Raise the banner: O'Dwyer's tough task in Clare


Mick O’Dwyer always assured us he’d be involved in the game in some form or another, and now, at the age of 76, comes his latest incarnation as an intercounty football manager.

But for a man with already incomparable credentials, the task involved with Clare football presents a uniquely different and difficult challenge – or at least one that will require some repairing of a fractured football scene at senior level.

But according to former Clare manager John Kennedy, who now manages county champions Kilmurry-Ibrickane, and also played under O’Dwyer in the 1980s, the first task facing O’Dwyer is to get all the best players in the county on board.

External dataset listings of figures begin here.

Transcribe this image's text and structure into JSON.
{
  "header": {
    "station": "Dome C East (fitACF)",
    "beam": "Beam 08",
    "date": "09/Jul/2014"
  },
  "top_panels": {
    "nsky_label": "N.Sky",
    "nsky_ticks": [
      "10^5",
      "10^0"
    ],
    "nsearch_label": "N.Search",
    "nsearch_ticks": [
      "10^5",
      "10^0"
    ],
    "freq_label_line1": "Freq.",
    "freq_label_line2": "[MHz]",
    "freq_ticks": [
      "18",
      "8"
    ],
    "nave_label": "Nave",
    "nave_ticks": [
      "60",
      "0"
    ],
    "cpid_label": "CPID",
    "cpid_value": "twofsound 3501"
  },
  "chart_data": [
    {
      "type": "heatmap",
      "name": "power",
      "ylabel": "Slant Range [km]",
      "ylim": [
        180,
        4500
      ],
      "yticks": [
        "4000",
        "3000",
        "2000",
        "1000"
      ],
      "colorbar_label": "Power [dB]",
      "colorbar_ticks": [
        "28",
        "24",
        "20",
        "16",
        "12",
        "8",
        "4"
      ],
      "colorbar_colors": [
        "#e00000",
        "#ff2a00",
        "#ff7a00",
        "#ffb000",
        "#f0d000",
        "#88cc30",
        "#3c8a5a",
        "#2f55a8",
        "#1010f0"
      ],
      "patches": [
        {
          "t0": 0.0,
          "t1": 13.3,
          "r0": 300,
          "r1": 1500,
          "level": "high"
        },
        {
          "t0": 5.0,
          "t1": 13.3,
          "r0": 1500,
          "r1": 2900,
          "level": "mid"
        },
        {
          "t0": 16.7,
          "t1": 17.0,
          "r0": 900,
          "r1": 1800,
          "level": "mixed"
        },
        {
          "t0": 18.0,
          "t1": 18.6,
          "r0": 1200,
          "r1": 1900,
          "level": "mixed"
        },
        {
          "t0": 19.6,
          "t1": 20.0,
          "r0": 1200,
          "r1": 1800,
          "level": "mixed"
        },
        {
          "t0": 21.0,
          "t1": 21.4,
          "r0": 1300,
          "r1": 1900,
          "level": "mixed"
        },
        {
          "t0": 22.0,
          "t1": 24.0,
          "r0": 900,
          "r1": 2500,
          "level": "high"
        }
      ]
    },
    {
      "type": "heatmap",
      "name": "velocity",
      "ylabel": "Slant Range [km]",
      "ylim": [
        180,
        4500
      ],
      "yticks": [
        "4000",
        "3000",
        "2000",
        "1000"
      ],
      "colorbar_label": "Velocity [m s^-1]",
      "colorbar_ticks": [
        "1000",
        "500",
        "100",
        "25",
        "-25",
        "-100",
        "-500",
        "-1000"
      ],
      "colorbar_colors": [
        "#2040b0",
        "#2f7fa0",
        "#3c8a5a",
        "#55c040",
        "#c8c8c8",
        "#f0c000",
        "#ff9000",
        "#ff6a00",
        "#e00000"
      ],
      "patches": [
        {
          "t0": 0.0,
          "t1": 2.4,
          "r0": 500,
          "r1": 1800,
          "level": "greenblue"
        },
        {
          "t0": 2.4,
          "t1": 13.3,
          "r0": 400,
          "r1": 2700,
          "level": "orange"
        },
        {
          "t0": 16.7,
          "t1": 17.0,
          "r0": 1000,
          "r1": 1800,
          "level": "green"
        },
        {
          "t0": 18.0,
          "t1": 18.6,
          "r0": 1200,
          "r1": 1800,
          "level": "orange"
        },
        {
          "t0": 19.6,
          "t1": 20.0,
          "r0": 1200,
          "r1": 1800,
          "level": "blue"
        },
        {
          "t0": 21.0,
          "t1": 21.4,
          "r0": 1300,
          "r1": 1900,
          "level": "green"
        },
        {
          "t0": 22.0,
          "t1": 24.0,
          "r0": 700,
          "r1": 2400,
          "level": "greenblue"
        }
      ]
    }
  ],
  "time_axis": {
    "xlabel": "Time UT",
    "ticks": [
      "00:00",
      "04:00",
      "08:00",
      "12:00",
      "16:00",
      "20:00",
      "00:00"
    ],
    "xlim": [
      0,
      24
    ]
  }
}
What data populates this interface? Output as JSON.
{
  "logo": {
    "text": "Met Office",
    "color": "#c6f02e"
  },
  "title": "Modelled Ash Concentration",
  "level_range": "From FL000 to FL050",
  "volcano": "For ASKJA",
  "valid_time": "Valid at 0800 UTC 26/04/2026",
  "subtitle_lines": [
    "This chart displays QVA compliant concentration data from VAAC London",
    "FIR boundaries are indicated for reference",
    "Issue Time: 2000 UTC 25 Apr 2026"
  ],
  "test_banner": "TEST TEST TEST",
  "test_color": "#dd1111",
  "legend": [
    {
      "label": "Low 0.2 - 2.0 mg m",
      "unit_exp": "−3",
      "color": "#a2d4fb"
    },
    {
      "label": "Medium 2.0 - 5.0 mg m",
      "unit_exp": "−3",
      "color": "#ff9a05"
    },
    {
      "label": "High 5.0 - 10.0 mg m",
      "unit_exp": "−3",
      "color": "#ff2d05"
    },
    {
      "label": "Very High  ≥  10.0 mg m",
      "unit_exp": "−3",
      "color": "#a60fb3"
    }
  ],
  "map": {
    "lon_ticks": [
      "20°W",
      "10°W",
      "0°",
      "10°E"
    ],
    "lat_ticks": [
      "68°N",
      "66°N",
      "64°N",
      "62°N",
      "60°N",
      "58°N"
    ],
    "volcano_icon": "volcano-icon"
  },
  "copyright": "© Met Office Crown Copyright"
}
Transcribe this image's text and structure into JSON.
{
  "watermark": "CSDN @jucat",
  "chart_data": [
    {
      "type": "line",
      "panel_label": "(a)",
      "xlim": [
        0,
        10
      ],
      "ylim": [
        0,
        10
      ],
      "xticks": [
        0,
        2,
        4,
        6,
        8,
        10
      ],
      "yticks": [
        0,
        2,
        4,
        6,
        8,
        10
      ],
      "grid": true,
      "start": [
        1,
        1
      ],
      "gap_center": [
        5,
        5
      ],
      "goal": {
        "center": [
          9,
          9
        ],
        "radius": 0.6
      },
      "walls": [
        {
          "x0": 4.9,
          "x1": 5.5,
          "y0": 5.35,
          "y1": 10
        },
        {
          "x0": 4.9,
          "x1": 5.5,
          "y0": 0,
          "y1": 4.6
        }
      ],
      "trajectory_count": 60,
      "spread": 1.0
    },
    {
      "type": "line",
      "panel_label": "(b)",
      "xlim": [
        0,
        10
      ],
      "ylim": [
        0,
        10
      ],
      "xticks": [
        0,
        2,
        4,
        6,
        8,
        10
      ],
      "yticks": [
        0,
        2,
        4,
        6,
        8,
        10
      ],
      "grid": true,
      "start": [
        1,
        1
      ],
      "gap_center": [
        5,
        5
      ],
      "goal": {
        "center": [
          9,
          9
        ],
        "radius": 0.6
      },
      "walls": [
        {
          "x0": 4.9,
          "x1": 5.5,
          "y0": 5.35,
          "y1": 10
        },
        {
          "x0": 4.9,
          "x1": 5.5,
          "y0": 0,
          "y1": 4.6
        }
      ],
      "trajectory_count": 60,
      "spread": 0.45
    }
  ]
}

“From my own time in Clare, what I found was maybe some of the better players didn’t make themselves available, for one reason or another,” says Kennedy.

“And in a county like Clare of course you need all your best players available to you. There’s talent in every county, we all know that, and if you can harness that, drive it on, you will always improve.

“Certainly someone like Mick O’Dwyer coming in, with the track record he has, is bound to bring a new enthusiasm, and I think will rekindle some of the interest that maybe has been lost in some areas.

“Because in my opinion the Clare county team does not reflect the standard of football in the county, the standard of club football. Because it is every competitive. There are seven or eight teams there with never more than a kick of a ball between them. And we’ve seen that ourselves in Kilmurry, both last year and this year.

“It’s not doom or gloom in Clare football by any means, there’s a lot of talent there. But you do need them all playing for the county at the same time.”

Kennedy points to the fact that despite being county champions, now back-to-back, Kilmurry-Ibrickane only had minimal representation on the county team this year: “Marty McMahon and Enda Coughlan were there, and Peter O’Dwyer was on and off during the year, as their goalkeeper. They were the only three involved with the panel all year, but then you had seven or eight involved with the Clare intermediate team. ”

O’Dwyer is on a one-year term, initially, with his backroom team to consist of former Clare forward Ger Keane from Kilkee and Michael Nylon from St Joseph’s, Miltown, with physical trainer Michael Cahill being retained from the previous management team.

Whatever about his sixth coming as an intercounty manager, O’Dwyer is also unique in that he’s been the subject of two biographies – in Manager of the Millennium, published in 2000, and then Blessed and Obsessed, published in 2007.

Towards the end of Manager of the Millennium, O’Dwyer recalled the end of his tenure as Kerry manager, saying he “realised how foolish I was to have stayed on so long”. That was 1989, and only he can truly know what keeps bringing him back for more.